MacMillan: Magnificat

 

A world premiere recording of the Advent antiphon O opens this second volume in Challenge Classics’s James MacMillan series. It is an excellent demonstration of the benefits accruing when a composer is also a technically fine conductor. There’s a special atmosphere of absolute certitude and devotion about it, as the Netherlands Radio Chamber Philharmonic strings cast a numinous shimmer round the three-part women’s voices, and the trumpet weaves a plaintive Ivesian commentary. The performance sounds definitive.

Our rating

4

Published: December 3, 2013 at 4:24 pm

COMPOSERS: James MacMillan
LABELS: Challenge Classics
ALBUM TITLE: MacMillan: Magnificat
WORKS: O; Tryst; Magnificat; Nunc Dimittis
PERFORMER: Netherlands Radio Chamber Philharmonic; Netherlands Radio Choir/James MacMillan
CATALOGUE NO: CC72554

A world premiere recording of the Advent antiphon O opens this second volume in Challenge Classics’s James MacMillan series. It is an excellent demonstration of the benefits accruing when a composer is also a technically fine conductor. There’s a special atmosphere of absolute certitude and devotion about it, as the Netherlands Radio Chamber Philharmonic strings cast a numinous shimmer round the three-part women’s voices, and the trumpet weaves a plaintive Ivesian commentary. The performance sounds definitive.

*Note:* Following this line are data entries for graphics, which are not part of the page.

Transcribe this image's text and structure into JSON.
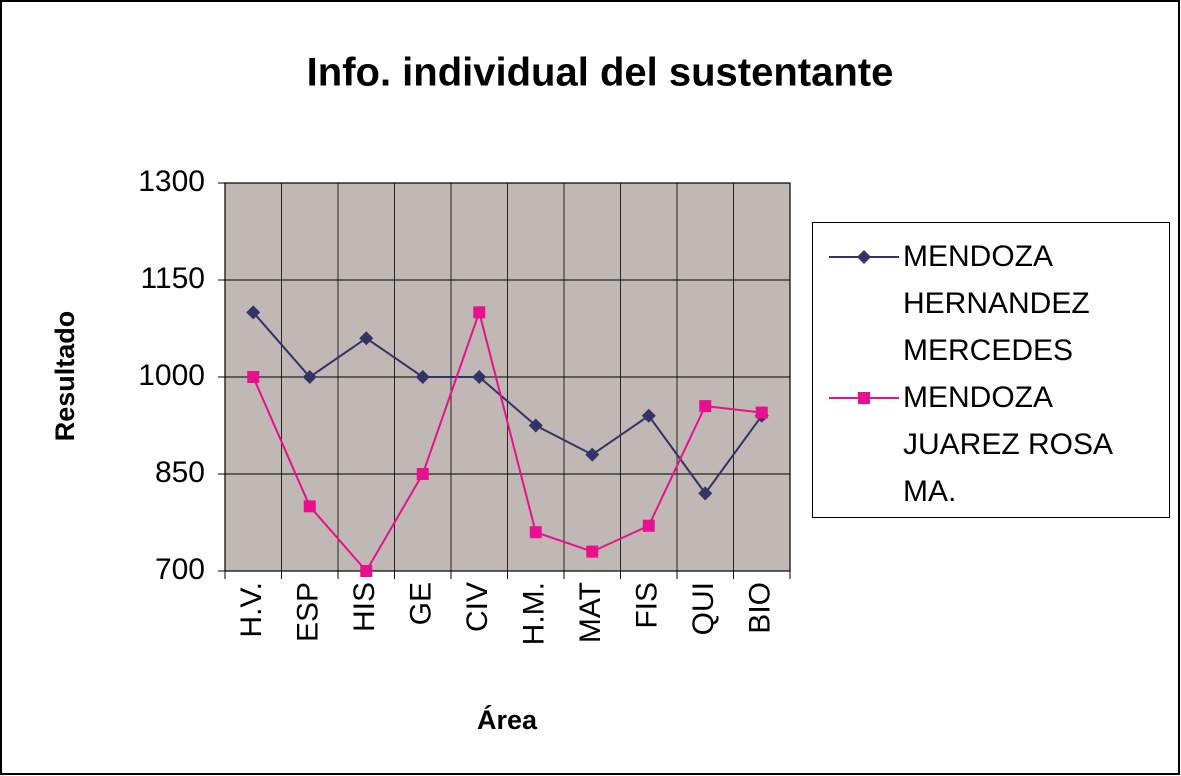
{
  "chart_data": {
    "type": "line",
    "title": "Info. individual del sustentante",
    "x_label": "Área",
    "y_label": "Resultado",
    "categories": [
      "H.V.",
      "ESP",
      "HIS",
      "GE",
      "CIV",
      "H.M.",
      "MAT",
      "FIS",
      "QUI",
      "BIO"
    ],
    "series": [
      {
        "name": "MENDOZA HERNANDEZ MERCEDES",
        "color": "#333366",
        "marker": "diamond",
        "values": [
          1100,
          1000,
          1060,
          1000,
          1000,
          925,
          880,
          940,
          820,
          940
        ]
      },
      {
        "name": "MENDOZA JUAREZ ROSA MA.",
        "color": "#e8108c",
        "marker": "square",
        "values": [
          1000,
          800,
          700,
          850,
          1100,
          760,
          730,
          770,
          955,
          945
        ]
      }
    ],
    "ylim": [
      700,
      1300
    ],
    "yticks": [
      700,
      850,
      1000,
      1150,
      1300
    ],
    "grid": true,
    "legend": "right"
  }
}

Admirably sharp woodwind work, reminiscent of Copland and Stravinsky, marks the opening of Tryst, the early (1989) 26-minute movement for orchestra. The hand of the composer-conductor is again evident in the confidently executed violin glissandos which come later, and the keening echo-effects on strings in the work’s fourth segment.

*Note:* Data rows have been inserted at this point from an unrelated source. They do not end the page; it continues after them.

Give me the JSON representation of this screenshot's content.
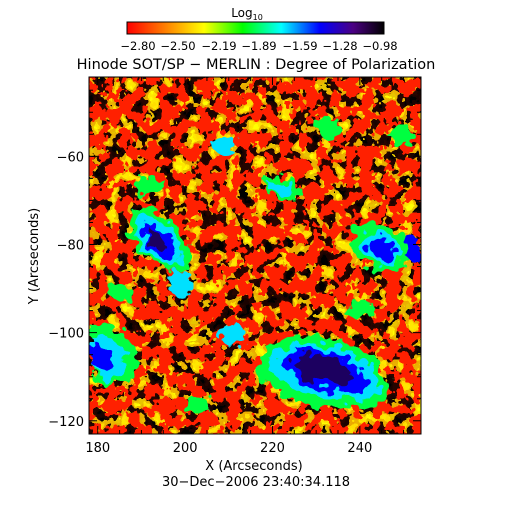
{
  "colorbar": {
    "label_base": "Log",
    "label_sub": "10",
    "ticks": [
      "−2.80",
      "−2.50",
      "−2.19",
      "−1.89",
      "−1.59",
      "−1.28",
      "−0.98"
    ],
    "range": [
      -2.8,
      -0.98
    ],
    "colormap": [
      "#ff0000",
      "#ff8000",
      "#ffff00",
      "#00ff00",
      "#00ffff",
      "#0000ff",
      "#4b0082",
      "#000000"
    ]
  },
  "title": "Hinode SOT/SP − MERLIN : Degree of Polarization",
  "map": {
    "xlabel": "X (Arcseconds)",
    "ylabel": "Y (Arcseconds)",
    "xlim": [
      178,
      254
    ],
    "ylim": [
      -123,
      -42
    ],
    "xticks": [
      180,
      200,
      220,
      240
    ],
    "yticks": [
      -60,
      -80,
      -100,
      -120
    ],
    "xtick_labels": [
      "180",
      "200",
      "220",
      "240"
    ],
    "ytick_labels": [
      "−60",
      "−80",
      "−100",
      "−120"
    ]
  },
  "timestamp": "30−Dec−2006 23:40:34.118"
}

The Magnificat (1999) is built by MacMillan to a raptly glowing climax, and he makes the irruption of the doxology thereafter sound positively brutal. A sense of awe pervades the Nunc Dimittis (2000), a strongly distinctive setting, with Messiaen-like outbursts of birdsong twitter from the woodwind. That Challenge Classics should omit the sung texts from their booklet notes seems unaccountable.

Though the recorded sound is on the close side, and occasionally has slightly manipulated balances, this is a series which all admirers of MacMillan’s music should follow avidly.